Project Summary (The Fun Stuff):

If you're just interested in seeing the final product, this section is for you! The rest of the project blog will go into depth about the design process, learnings, and challenges I had creating this project.

Demo video:

Here are some glamour shots:

Objectives:

I had several objectives for the project:

• To write the project in C using minimal libraries to refresh some C and micro controller skills
• Run the project on a CR2032 "coin cell" battery
• Have all of the components contained in the bow tie enclosure.

Hardware Selection

The main hardware decisions I had to make were what micro controller to use and what display to use.

I chose to use an ATtiny85 for this project because the vast amount of resources available, and it's simplicity. One of the goals of this project was to refresh some low-level micro controller knowledge and the ATtiny85 is a small micro controller that I could easily experiment with on a low level.
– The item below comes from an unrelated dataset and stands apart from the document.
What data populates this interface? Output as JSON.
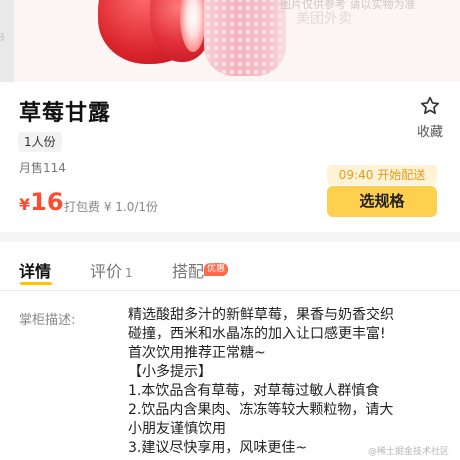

The ATtiny85 is also low power and has enough IO and processing power for the simple game I intended to implement (either breakout or pong).

For the display I ended up purchasing the 64x48 Sparkfun Mini OLED Breakout and the 128x64 Adafruit OLED Display which are both based on the same driver chip: the SSD1306 OLED driver. I chose these displays because the low power, small size, and pleasant appearance of OLED displays. I bought both displays because I was concerned that the Sparkfun display would be too small. In the end I did choose to use the 64x48 display from Sparkfun. The 64x48 resolution is the perfect size to implement a simple version of breakout on, the blue colour of the pixels on the Sparkfun display looks fantastic, and the breakout board for the Adafruit display was too large to reasonably fit in the center of a bow tie. The Adafruit display did come in handy while developing the software because it has the same OLED driver chip, and can accept 5 volts meaning that I could leave it connected to the micro controller while using my AVR programmer to upload and test new code.
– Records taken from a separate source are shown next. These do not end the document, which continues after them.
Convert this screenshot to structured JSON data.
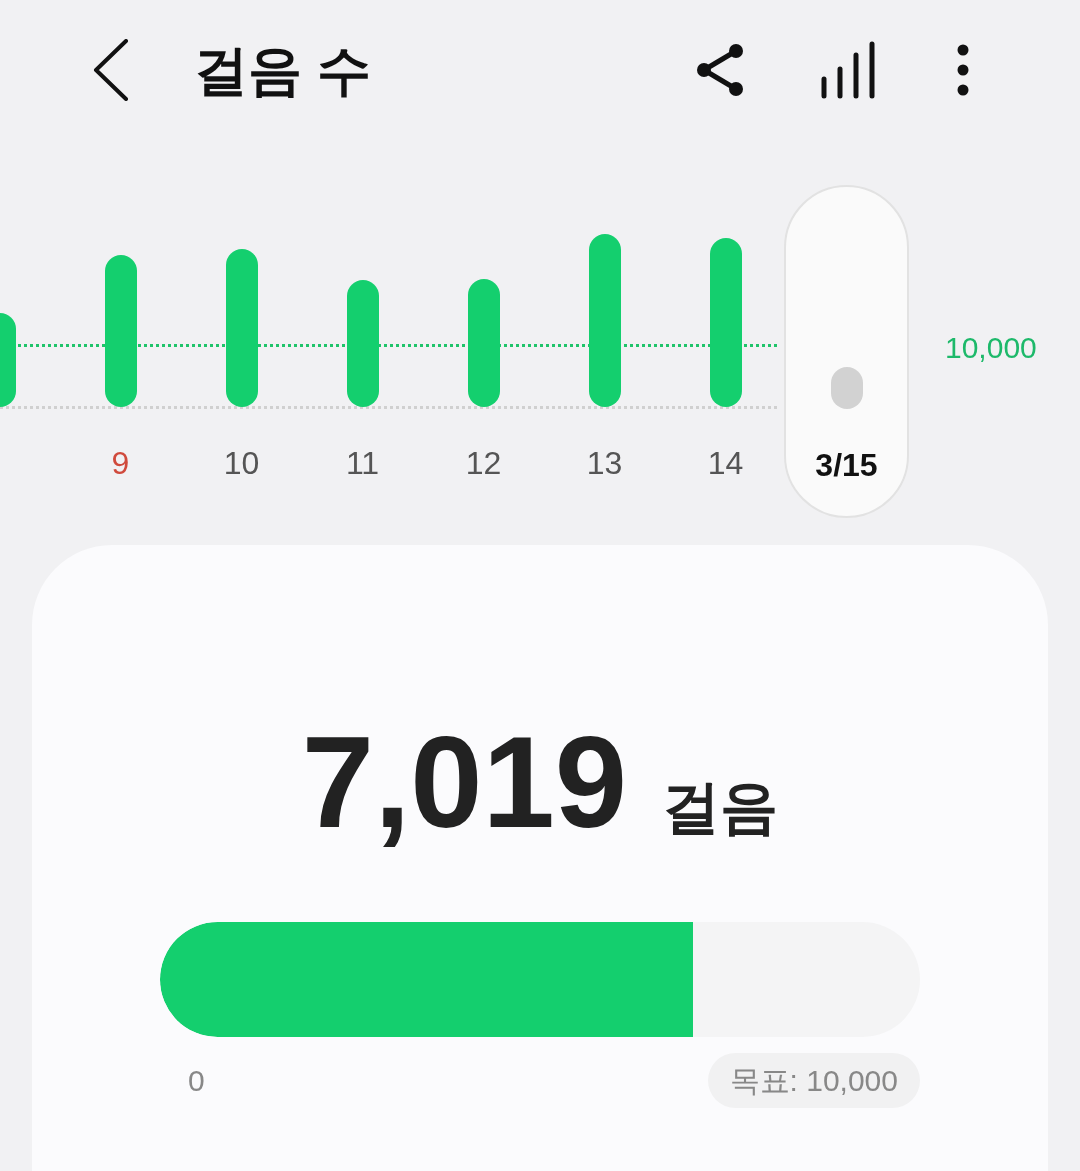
{
  "header": {
    "title": "걸음 수"
  },
  "chart": {
    "goal_label": "10,000",
    "days": [
      {
        "label": "9",
        "selected": false,
        "color": "#d04a3c"
      },
      {
        "label": "10",
        "selected": false,
        "color": "#555555"
      },
      {
        "label": "11",
        "selected": false,
        "color": "#555555"
      },
      {
        "label": "12",
        "selected": false,
        "color": "#555555"
      },
      {
        "label": "13",
        "selected": false,
        "color": "#555555"
      },
      {
        "label": "14",
        "selected": false,
        "color": "#555555"
      },
      {
        "label": "3/15",
        "selected": true,
        "color": "#111111"
      }
    ]
  },
  "summary": {
    "steps": "7,019",
    "unit": "걸음"
  },
  "progress": {
    "level": 0.7019,
    "start_label": "0",
    "goal_label": "목표: 10,000"
  }
}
Hardware Design/Construction

The enclosure of the bow tie went through several different iterations before I decided on the final design. I wanted to show off the ATtiny85 and also have it removable so it could be easily re-programmed. I also needed easy access to the battery.

I was originally going to use a small SOIC package ATtiny85 sold as the Sparkfun LilyTiny. I thought up several ways of making this little board removable from the bow tie (SD card slot, magnets, etc) but ultimately I decided to obey the KISS rule and use a DIP package ATtiny85 and add an accompanying socket on one of the bow tie petals.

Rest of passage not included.